It’s interesting that the CVR trigger condition is binary instead of tiered. So one could get nothing even with 613,999 procedures.
The new system may be superior to the old system, but not yet superior to no laser system at all. As a cataract surgeon I am surprised that anyone would pay so much extra cash for a procedure with more complications. It is good for doing LRI’s for astigmatism but they are inferior to using a toric intraocular lens. I am surprised that it has not disappeared by now. I have never used it.
@Sinbad Do you have some idea why Lensar’s systems have been gaining market share and why some of your colleagues are adopting them? Thanks!
If one has a short position in a stock to be taken private with cash + unlisted CVR, how does it work when delisting comes?
Is he going to pay the other side the cash offer price only?
Is he forced to close the short position before delisting?
Is he still on the hook for the CVR payout in the next three years?
I am also wondering whether this is creating counterparty credit risk for those on the other side holding CVRs, because surely some shorts may have closed their accounts during the next three years.
I have wondered about this.

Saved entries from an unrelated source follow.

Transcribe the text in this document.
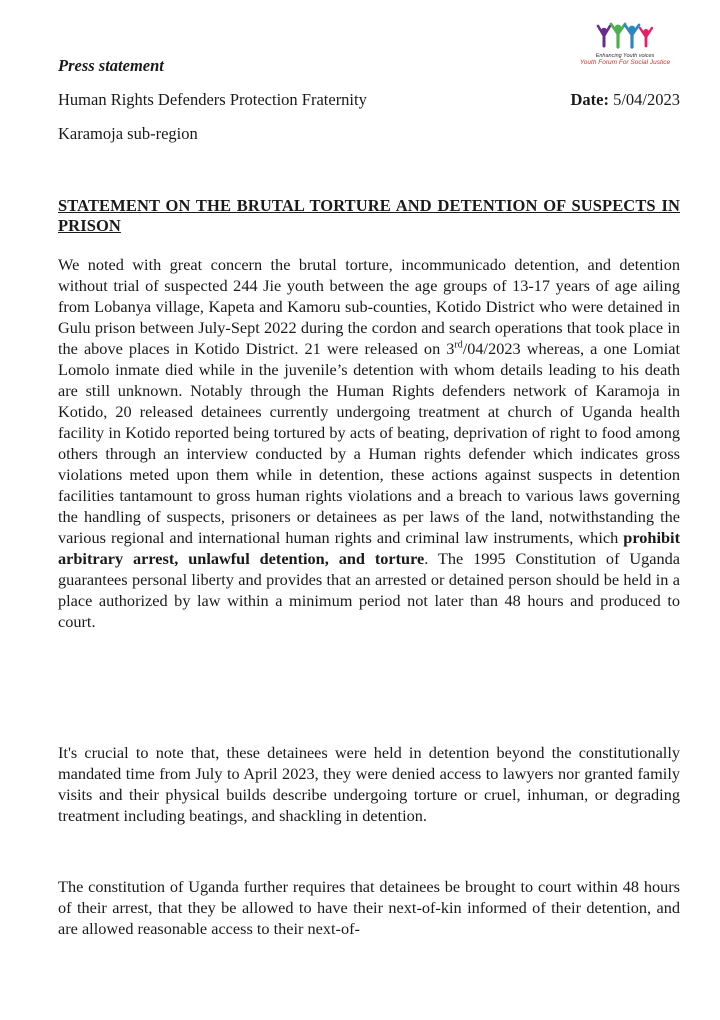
Enhancing Youth voices
Youth Forum For Social Justice
Press statement
Human Rights Defenders Protection Fraternity	Date: 5/04/2023
Karamoja sub-region
STATEMENT ON THE BRUTAL TORTURE AND DETENTION OF SUSPECTS IN PRISON

We noted with great concern the brutal torture, incommunicado detention, and detention without trial of suspected 244 Jie youth between the age groups of 13-17 years of age ailing from Lobanya village, Kapeta and Kamoru sub-counties, Kotido District who were detained in Gulu prison between July-Sept 2022 during the cordon and search operations that took place in the above places in Kotido District. 21 were released on 3rd/04/2023 whereas, a one Lomiat Lomolo inmate died while in the juvenile’s detention with whom details leading to his death are still unknown. Notably through the Human Rights defenders network of Karamoja in Kotido, 20 released detainees currently undergoing treatment at church of Uganda health facility in Kotido reported being tortured by acts of beating, deprivation of right to food among others through an interview conducted by a Human rights defender which indicates gross violations meted upon them while in detention, these actions against suspects in detention facilities tantamount to gross human rights violations and a breach to various laws governing the handling of suspects, prisoners or detainees as per laws of the land, notwithstanding the various regional and international human rights and criminal law instruments, which prohibit arbitrary arrest, unlawful detention, and torture. The 1995 Constitution of Uganda guarantees personal liberty and provides that an arrested or detained person should be held in a place authorized by law within a minimum period not later than 48 hours and produced to court.

It's crucial to note that, these detainees were held in detention beyond the constitutionally mandated time from July to April 2023, they were denied access to lawyers nor granted family visits and their physical builds describe undergoing torture or cruel, inhuman, or degrading treatment including beatings, and shackling in detention.

The constitution of Uganda further requires that detainees be brought to court within 48 hours of their arrest, that they be allowed to have their next-of-kin informed of their detention, and are allowed reasonable access to their next-of-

It is difficult to find an answer. However, my guess is that the short-seller’s broker would require a buy-in before the close of the merger.
If anyone knows the definitive answer to this, please share it.
A short position can be held into closing of the transaction. I’ve accidently been short a small position in a merger with a CVR when it stopped trading. Short CVR remained in my account for years until the CVR finally expired. It was in an account I had tried to close but the broker made me keep full value of the CVR’s payout in the account until the CVR was removed. Matt Levine has written about this scenario and brokers not preventing a client from closing their account with a short CVR but that isn’t what happened in my case, probably varies broker to broker.
I guess the broker is also on the hook if a client for any reason fails to make the required payout, because the short position is registered under the broker’s account (and the client holds the position in street name only).
So your broker is just rightfully more prudent than Levine’s.
The CVR may or may out pay out eventually, but I think the market is unlikely to assign much value to the CVR at the time of delisting, given the long timeline (3 years0 and optically very high threshold (>27% CAGR).
On the other hand, the prob. of the deal getting blocked on anti-monopoly grounds is meaningful.
So this seems to to me an asymmetrical shorting opportunity, so long as I close out the short position before delisting if I turn out to be wrong.
@dt do we have a ball park number on how much the market typically values an non-tradable bio/pharma CVR at the time of delisting? 10%, 20%, 30% of max payout?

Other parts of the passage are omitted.